Football is completely changing the lives of this young man with Asperger's Syndrome and his family for the better

Miracles elevate Salem Hills Skyhawks on and off the field

By Amberli Nelson

For the Deseret News

Published: Thursday, Oct. 17 2013 10:05 a.m. MDT

Sabin Wilson (79) along with three of his defensive linemen at practice Monday afternoon at Salem Hills.

Monica G. Gibb

SALEM — Over the years, Jill Wilson has heard a lot of shocking things from her son, Sabin, but nothing could have prepared her for what came tumbling out of his mouth last spring:

“Mom, I want to go out for the football team.”

She recalls that moment with perfect clarity because Sabin is a kid who hardly ever left the house, never made new friends and was perfectly content to play video games all night and day, rarely leaving the couch. He hated school and the routine that went with it.

Things finally escalated to the point that Jill had to cancel Sabin's first-period class altogether because of his refusal to get out of bed. So when he declared his desire to play on the football team — something he hadn't done before — she couldn’t have been more surprised.

As much as the logistical aspects of Sabin playing a team sport worried her, such as the daily routine and rigorous schedules, there was another aspect of his intent to play that flat-out confused her.

Doctors told Jill that due to her adopted son condition known as Asperger’s Syndrome, he would “probably never play organized sports because he would not understand the competition aspect," she recounted.

Well, that’s news to Sabin. It’s very evident in his rapid rise through the JV ranks of the Salem Hills Skyhawk football that he understands competition just fine. He's understanding it so much so, in fact, that he starts on the junior varsity squad and, according to Salem Hills head coach Joel Higginson, Sabin is competing for a spot on varsity.

Pretty remarkable considering it’s been just five short months of playing a game he’s never known with kids he’d never spoken to before last summer.

To look at him, it’s plain to see Sabin has an athletic body with a strong physique and is brimming with potential. While that definitely works in his favor in the athletic arena, it belies years of tremendous internal struggles that have all but paralyzed him for most of his young life, making his recent transformation nothing short of miraculous.

“All I can say is that since Sabin became a member this football team, he has been a new man,“ Jill said. “Every day he continues to blossom and unfold in ways we never thought possible. He’s doing, saying and feeling things we were told he never would.”

Things that come easy to most people, such as making new friends, remembering dates, details and schedules, and even going on a date to the homecoming dance have all happened for the first time in Sabin’s life since he found football. The boys on the team have rallied around and befriended him in ways that continue to humble and astonish his grateful mother.

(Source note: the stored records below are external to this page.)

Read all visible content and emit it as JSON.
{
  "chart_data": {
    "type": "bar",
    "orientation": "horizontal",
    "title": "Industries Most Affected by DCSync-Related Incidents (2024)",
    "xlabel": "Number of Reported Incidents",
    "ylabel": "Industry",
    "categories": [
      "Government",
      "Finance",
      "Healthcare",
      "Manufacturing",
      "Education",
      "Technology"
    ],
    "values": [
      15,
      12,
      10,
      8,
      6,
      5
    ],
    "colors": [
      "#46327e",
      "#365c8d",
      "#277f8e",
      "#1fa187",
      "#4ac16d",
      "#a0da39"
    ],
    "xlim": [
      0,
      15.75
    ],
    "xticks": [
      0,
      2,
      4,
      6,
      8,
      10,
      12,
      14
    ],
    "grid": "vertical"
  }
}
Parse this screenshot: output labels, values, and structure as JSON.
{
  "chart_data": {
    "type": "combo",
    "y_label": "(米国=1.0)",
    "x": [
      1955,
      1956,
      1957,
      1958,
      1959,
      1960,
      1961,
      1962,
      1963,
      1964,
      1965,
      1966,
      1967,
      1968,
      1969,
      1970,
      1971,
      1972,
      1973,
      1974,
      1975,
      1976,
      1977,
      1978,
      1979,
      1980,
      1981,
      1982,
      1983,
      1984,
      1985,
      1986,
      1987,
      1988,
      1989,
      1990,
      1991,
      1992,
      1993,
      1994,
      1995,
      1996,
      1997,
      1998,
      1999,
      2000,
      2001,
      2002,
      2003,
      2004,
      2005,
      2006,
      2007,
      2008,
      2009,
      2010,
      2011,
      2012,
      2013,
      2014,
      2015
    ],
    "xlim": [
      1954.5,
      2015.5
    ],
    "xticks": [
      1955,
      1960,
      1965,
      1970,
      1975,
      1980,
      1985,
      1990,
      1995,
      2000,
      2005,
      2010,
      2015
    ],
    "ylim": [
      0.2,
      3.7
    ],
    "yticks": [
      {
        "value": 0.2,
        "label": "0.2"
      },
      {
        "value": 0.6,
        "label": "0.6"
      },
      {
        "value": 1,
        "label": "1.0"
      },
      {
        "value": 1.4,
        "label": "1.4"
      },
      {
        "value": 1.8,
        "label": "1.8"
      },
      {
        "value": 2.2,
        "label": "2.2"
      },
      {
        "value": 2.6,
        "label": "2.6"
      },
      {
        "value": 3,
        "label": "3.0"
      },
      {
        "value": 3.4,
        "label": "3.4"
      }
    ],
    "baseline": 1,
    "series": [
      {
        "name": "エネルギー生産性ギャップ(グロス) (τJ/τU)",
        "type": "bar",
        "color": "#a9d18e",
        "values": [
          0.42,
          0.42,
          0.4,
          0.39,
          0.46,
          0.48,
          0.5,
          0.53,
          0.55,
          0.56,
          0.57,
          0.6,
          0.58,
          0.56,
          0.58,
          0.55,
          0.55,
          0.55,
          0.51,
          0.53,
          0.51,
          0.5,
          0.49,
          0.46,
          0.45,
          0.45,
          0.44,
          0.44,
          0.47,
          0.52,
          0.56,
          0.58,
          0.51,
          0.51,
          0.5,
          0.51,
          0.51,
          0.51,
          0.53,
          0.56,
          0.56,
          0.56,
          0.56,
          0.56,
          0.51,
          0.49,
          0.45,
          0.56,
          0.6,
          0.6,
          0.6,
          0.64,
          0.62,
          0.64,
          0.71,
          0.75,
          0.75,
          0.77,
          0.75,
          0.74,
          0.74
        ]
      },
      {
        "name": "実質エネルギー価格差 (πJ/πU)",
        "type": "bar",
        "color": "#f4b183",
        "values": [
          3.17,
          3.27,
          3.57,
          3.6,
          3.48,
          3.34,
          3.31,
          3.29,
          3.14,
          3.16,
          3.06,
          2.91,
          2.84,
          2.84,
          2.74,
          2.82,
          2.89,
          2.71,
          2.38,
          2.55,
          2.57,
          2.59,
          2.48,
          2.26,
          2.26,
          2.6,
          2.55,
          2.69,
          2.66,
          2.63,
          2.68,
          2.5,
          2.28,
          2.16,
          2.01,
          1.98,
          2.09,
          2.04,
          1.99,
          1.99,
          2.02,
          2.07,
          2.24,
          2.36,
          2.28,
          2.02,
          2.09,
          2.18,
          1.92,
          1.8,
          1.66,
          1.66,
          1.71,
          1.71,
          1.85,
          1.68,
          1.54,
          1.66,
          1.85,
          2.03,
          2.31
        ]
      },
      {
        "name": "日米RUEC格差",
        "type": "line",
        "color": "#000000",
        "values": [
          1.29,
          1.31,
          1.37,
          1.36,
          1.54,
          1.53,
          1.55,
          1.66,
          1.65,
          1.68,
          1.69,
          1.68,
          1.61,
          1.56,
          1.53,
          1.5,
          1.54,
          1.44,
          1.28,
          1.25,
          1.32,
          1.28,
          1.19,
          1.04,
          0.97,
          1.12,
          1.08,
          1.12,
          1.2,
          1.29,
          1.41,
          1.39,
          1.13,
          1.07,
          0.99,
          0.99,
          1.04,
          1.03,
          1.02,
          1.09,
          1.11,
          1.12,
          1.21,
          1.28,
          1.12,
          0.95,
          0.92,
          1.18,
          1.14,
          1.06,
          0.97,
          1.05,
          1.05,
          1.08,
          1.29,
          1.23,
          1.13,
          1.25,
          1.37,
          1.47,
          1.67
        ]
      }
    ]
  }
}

Fondly, she recalls picking him up from summer two-a-day practices. One of the players said goodbye to Sabin and that he would see him later that night. Jill asked Sabin who the kid was and to Jill’s utter shock he said, “Oh, that’s my new friend, Ammon.”

“Realize,” said Jill, “that’s the first time Sabin had ever labeled another kid as his new friend.”

Along with making new friends, he is also getting out of bed every morning, which is another first.

According to Jill, Sabin is quite adamant about being to the gym by 6 a.m. for his daily weightlifting workouts with his new-found football buddies. Mom couldn’t be happier about it.

“This team has saved my son. For that, I would gladly pick up that big strapping boy of mine, throw him over my shoulder and walk the three miles from our house to the school every morning — in my nightgown — if I had to, just for him to be a part of this team that he has come to love," Jill said.